Shift #34

My word for 2021 is shift. Like everyone I know, I’ve learned a lot, since this time last year. One of the biggest things I’ve learned is that change and uncertainty just are. Since I’m not in control of much more than which yoga pants, Zoom-appropriate top, and slippers I’ll wear each day, I needed to figure out how I could deal with all the change and uncertainty. That’s where shifting comes in.

For me, shifts involve acceptance and adjustment. I know I don’t have much control, but I have unlimited choices. I can shift

Some of my recent shifts have been pretty significant. Some have been tiny. Some haven’t happened, yet. And I’m sure I’ll make a lot of shifts I can’t even imagine.

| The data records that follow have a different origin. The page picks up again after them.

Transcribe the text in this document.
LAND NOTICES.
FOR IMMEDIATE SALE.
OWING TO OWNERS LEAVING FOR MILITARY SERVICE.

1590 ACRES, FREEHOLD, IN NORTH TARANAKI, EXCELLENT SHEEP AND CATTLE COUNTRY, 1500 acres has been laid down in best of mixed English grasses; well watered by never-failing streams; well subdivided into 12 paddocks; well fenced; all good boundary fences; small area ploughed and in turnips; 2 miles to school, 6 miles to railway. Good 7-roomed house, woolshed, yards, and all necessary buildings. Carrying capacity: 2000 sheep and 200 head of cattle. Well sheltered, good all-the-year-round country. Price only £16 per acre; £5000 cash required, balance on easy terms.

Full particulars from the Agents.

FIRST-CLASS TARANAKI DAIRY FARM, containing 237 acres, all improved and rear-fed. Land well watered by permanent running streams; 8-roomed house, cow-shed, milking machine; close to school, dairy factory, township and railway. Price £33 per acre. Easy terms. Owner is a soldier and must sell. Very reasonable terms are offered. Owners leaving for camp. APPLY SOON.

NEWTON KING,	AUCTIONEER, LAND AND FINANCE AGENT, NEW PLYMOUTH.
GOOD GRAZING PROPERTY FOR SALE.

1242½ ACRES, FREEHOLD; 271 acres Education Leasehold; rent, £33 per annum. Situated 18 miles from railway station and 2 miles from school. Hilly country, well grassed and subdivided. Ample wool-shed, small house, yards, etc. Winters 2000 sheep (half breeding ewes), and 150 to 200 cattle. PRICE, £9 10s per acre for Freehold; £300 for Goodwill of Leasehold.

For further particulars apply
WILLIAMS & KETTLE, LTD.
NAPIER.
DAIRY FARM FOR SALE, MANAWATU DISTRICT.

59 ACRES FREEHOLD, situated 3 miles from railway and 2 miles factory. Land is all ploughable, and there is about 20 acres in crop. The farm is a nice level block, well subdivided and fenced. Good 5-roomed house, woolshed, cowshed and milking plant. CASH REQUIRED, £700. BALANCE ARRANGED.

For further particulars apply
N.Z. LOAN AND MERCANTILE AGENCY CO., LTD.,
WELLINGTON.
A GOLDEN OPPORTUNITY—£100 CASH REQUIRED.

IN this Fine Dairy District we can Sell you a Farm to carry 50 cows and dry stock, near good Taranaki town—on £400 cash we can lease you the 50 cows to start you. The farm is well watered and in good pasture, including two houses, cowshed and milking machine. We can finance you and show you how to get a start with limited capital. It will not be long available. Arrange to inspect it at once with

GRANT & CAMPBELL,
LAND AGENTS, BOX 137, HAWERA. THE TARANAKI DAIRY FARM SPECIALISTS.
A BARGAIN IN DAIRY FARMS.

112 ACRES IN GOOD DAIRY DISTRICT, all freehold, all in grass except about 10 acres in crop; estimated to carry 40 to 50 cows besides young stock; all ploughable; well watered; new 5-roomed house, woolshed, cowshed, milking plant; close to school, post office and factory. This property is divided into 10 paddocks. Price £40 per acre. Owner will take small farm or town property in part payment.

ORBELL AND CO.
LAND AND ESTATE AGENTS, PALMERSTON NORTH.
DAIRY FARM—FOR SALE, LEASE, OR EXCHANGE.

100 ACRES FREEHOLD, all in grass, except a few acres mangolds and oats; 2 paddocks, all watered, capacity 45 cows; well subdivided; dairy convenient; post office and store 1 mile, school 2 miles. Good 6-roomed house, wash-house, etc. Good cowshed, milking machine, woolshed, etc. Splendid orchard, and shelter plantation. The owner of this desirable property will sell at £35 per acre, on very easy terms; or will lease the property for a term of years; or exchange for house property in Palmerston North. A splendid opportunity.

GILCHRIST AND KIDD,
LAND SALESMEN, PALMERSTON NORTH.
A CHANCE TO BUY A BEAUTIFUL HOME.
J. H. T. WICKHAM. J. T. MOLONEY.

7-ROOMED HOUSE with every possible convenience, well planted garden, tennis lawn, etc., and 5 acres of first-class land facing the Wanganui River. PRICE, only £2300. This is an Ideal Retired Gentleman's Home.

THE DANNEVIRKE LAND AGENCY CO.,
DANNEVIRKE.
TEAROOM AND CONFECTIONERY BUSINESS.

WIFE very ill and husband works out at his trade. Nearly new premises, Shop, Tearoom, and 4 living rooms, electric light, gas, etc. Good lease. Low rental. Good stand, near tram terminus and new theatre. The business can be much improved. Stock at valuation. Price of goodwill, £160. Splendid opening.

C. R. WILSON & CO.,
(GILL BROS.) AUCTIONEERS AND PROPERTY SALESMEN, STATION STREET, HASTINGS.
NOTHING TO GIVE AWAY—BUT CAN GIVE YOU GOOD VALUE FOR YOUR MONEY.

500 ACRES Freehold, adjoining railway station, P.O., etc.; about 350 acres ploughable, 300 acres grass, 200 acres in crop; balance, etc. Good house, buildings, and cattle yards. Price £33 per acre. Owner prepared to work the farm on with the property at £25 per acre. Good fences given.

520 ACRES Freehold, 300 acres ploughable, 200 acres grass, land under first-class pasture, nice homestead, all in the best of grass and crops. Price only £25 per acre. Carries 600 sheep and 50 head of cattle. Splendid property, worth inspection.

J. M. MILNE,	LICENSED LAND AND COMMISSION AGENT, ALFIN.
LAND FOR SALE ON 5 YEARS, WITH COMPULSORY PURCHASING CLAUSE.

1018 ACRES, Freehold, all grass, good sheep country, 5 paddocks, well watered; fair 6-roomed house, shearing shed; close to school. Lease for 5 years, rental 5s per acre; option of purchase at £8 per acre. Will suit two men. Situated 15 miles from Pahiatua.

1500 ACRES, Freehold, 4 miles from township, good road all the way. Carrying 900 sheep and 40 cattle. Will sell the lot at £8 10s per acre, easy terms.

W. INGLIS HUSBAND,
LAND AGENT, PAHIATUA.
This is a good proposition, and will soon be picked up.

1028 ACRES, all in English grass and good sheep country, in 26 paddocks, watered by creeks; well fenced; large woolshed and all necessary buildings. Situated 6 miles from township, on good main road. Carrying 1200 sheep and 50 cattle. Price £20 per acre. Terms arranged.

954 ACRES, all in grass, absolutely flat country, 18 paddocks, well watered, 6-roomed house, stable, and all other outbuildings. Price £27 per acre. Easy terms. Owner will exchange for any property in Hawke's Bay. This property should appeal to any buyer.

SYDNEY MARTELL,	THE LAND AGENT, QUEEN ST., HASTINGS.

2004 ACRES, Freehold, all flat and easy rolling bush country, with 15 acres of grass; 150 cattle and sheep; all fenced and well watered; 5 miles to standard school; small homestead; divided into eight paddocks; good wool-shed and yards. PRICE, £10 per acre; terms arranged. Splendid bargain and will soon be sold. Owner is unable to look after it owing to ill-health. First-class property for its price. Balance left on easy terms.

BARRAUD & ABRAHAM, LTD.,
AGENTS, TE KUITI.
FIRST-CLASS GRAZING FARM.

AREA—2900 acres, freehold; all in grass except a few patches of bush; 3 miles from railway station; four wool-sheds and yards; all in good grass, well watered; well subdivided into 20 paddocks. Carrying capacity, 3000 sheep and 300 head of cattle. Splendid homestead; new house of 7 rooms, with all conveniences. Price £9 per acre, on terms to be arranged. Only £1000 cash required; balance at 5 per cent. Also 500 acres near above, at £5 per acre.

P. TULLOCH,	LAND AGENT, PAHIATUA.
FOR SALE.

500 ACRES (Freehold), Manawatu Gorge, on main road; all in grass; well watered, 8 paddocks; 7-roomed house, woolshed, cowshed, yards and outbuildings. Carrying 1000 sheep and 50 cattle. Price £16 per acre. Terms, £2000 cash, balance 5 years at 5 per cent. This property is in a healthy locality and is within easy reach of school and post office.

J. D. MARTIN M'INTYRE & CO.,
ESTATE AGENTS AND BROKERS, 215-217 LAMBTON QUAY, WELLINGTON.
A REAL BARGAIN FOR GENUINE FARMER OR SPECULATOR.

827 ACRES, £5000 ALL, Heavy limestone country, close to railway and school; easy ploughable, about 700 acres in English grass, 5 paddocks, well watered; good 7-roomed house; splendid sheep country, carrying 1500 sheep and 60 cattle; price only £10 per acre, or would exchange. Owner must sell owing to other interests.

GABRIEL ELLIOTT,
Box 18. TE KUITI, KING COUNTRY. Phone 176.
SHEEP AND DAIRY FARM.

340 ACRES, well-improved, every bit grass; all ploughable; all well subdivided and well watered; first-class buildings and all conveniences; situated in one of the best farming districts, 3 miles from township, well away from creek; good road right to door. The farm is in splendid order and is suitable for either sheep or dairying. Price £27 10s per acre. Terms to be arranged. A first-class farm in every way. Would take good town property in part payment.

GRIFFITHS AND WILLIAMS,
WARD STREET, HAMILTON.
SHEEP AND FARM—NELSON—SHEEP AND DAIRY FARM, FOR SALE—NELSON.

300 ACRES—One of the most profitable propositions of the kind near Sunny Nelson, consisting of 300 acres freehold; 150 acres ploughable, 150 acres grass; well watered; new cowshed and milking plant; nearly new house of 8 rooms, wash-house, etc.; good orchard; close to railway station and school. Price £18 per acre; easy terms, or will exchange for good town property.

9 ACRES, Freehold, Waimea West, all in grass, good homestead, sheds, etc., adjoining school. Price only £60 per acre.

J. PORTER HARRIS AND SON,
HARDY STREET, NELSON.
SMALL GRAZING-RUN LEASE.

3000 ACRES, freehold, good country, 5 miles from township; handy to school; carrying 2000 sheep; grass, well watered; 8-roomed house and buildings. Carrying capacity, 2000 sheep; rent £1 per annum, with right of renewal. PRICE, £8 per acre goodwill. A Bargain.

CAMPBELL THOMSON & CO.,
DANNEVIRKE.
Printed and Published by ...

I took this picture in the late ‘90s, when Tom and I were on our way to Hope, Alaska. This was our first visit there. It wasn’t super-easy to find, but worth the trip. We shifted off the Seward Highway at mile marker 56.3 and drove 17 miles, til the road dead-ended at Hope. Yep, it was a worthwhile shift.

Wouldn’t it be great if finding hope was as easy as following directions on a map? Lately, I’ve been having a hard time finding it. Don’t worry, I know it’s still out there, probably at the end of a dead-end road, but it’s out there.

So, this is a group participation post. How do YOU find hope, or shift toward it? Thanks, in advance.

3 thoughts on “Shift #34

  1. Funny you asked this today. I’m reading one of by Anne Lamont’s books about hope. I’ll share a quote that I read this AM that really resonated with me. Since it’s printed on the back cover, it seems it did with the publisher, too. “Love has bridged the high-rises of despair we were about to fall between. Love has been a penlight in the blackest, bleakest nights. Love has been a wild animal, a poultice, a dinghy, a coat. Love is why we have hope”. AL

    For me, that’s so true. My hope is rooted in the relationships I have have with the people I love and the places that bring me joy. Observing the interactions among my beloved family members, hiking to the top of a mountain, sitting by the ocean, watching and listening to the birds in my backyard while enjoying my first cup of coffee are all things that bolster my hope.

    Hope is my lifeline. It’s the very thing that keeps me going. It’s the difference between living and merely existing. I can’t imagine living a life without hope.

  2. Thanks, Susan. Gotta love Anne Lamott’s gift for weaving the right words around so many wrong circumstances. Thanks too, for sharing your beautiful words and ways of finding and shifting toward the lifeline of hope. I can’t imagine living my life without it either.💜

  3. Ive been trying to find more hope lately, like you know I know its out there I just need to shift to find it. Ive been trying to find hope in that uncertainty and unknown. The universe is expansive and even though the bad happens, there’s always something unknown waiting and I have to hope its good. Like susan, what is there without hope.